Сразу после переворота Воронцов был в числе ближайших сподвижников Елизаветы, и его влияние при дворе далеко превосходило влияние Бестужева-Рюмина — вчерашнего сторонника Бирона. Воронцов начал свою карьеру, казалось бы, так же неудачно, как и братья Шуваловы. Камер-юнкерство при дворе Елизаветы в годы царствования Анны не открывало никаких перспектив для молодого человека. Но он, по-видимому, был искренне предан цесаревне и заслужил ее полное расположение. Сохранилась ранняя переписка Елизаветы с Воронцовым, примечательная доверительностью и дружелюбием. Так, письмо Елизаветы Воронцову, уехавшему в 1738 г. в Москву по делам управления вотчинами цесаревны, заканчивается словами: «…токмо остаюсь всегда одинакова к вам — как была, так и пребуду верной — ваш друг Михайлова». В подписи Елизаветы нельзя не усмотреть подражания своему великому отцу, подписывавшему письма ближайшим соратникам «Петр Михайлов». 30 января 1739 г. Елизавета писала, что с нетерпением ждет возвращения Воронцова из Москвы: «…желаем вас видеть на тетеревах, понеже… мы намерены отъехать в Царское Село, где и вас ожидать будем… Не погневайся, что несвоеручно к вам писала: не для чего больше, только в несовершенном нахожусь здравии».

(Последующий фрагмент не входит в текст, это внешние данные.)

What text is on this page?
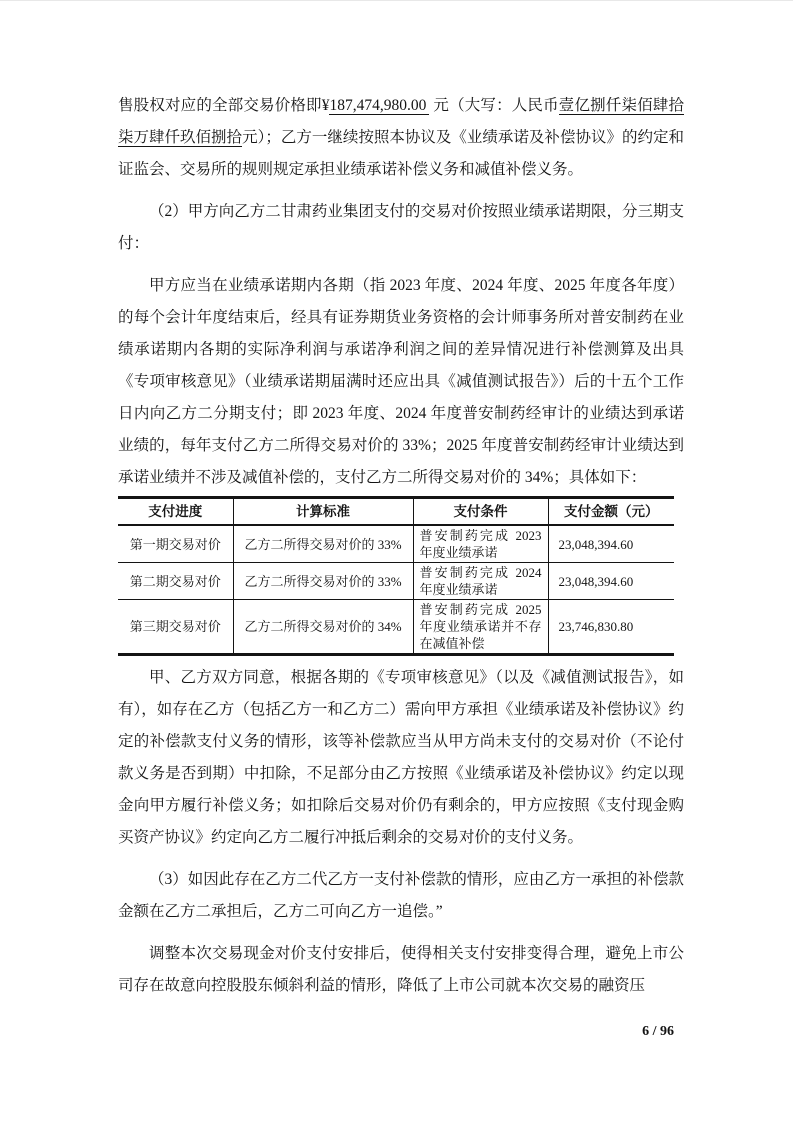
售股权对应的全部交易价格即¥187,474,980.00 元（大写：人民币壹亿捌仟柒佰肆拾柒万肆仟玖佰捌拾元）；乙方一继续按照本协议及《业绩承诺及补偿协议》的约定和证监会、交易所的规则规定承担业绩承诺补偿义务和减值补偿义务。

（2）甲方向乙方二甘肃药业集团支付的交易对价按照业绩承诺期限，分三期支付：

甲方应当在业绩承诺期内各期（指 2023 年度、2024 年度、2025 年度各年度）的每个会计年度结束后，经具有证券期货业务资格的会计师事务所对普安制药在业绩承诺期内各期的实际净利润与承诺净利润之间的差异情况进行补偿测算及出具《专项审核意见》（业绩承诺期届满时还应出具《减值测试报告》）后的十五个工作日内向乙方二分期支付；即 2023 年度、2024 年度普安制药经审计的业绩达到承诺业绩的，每年支付乙方二所得交易对价的 33%；2025 年度普安制药经审计业绩达到承诺业绩并不涉及减值补偿的，支付乙方二所得交易对价的 34%；具体如下：

支付进度	计算标准	支付条件	支付金额（元）
第一期交易对价	乙方二所得交易对价的 33%	普安制药完成 2023 年度业绩承诺	23,048,394.60
第二期交易对价	乙方二所得交易对价的 33%	普安制药完成 2024 年度业绩承诺	23,048,394.60
第三期交易对价	乙方二所得交易对价的 34%	普安制药完成 2025 年度业绩承诺并不存在减值补偿	23,746,830.80

甲、乙方双方同意，根据各期的《专项审核意见》（以及《减值测试报告》，如有），如存在乙方（包括乙方一和乙方二）需向甲方承担《业绩承诺及补偿协议》约定的补偿款支付义务的情形，该等补偿款应当从甲方尚未支付的交易对价（不论付款义务是否到期）中扣除，不足部分由乙方按照《业绩承诺及补偿协议》约定以现金向甲方履行补偿义务；如扣除后交易对价仍有剩余的，甲方应按照《支付现金购买资产协议》约定向乙方二履行冲抵后剩余的交易对价的支付义务。

（3）如因此存在乙方二代乙方一支付补偿款的情形，应由乙方一承担的补偿款金额在乙方二承担后，乙方二可向乙方一追偿。”

调整本次交易现金对价支付安排后，使得相关支付安排变得合理，避免上市公司存在故意向控股股东倾斜利益的情形，降低了上市公司就本次交易的融资压

6 / 96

Не удивительно, что такой человек оказался на запятках саней цесаревны в памятную ночь 25 ноября 1741 г. Не удивительно и то, что Елизавета, став императрицей, подписывала письма к Воронцову по-прежнему: «…и остаюсь верный друг ваш Елизавет»26. В 1742 г. она породнилась с Воронцовым, выдав за него свою двоюродную сестру Анну Карловну Скавронскую. Следующие за этим три года стали апогеем влияния Воронцова, перед которым пресмыкался канцлер Бестужев-Рюмин.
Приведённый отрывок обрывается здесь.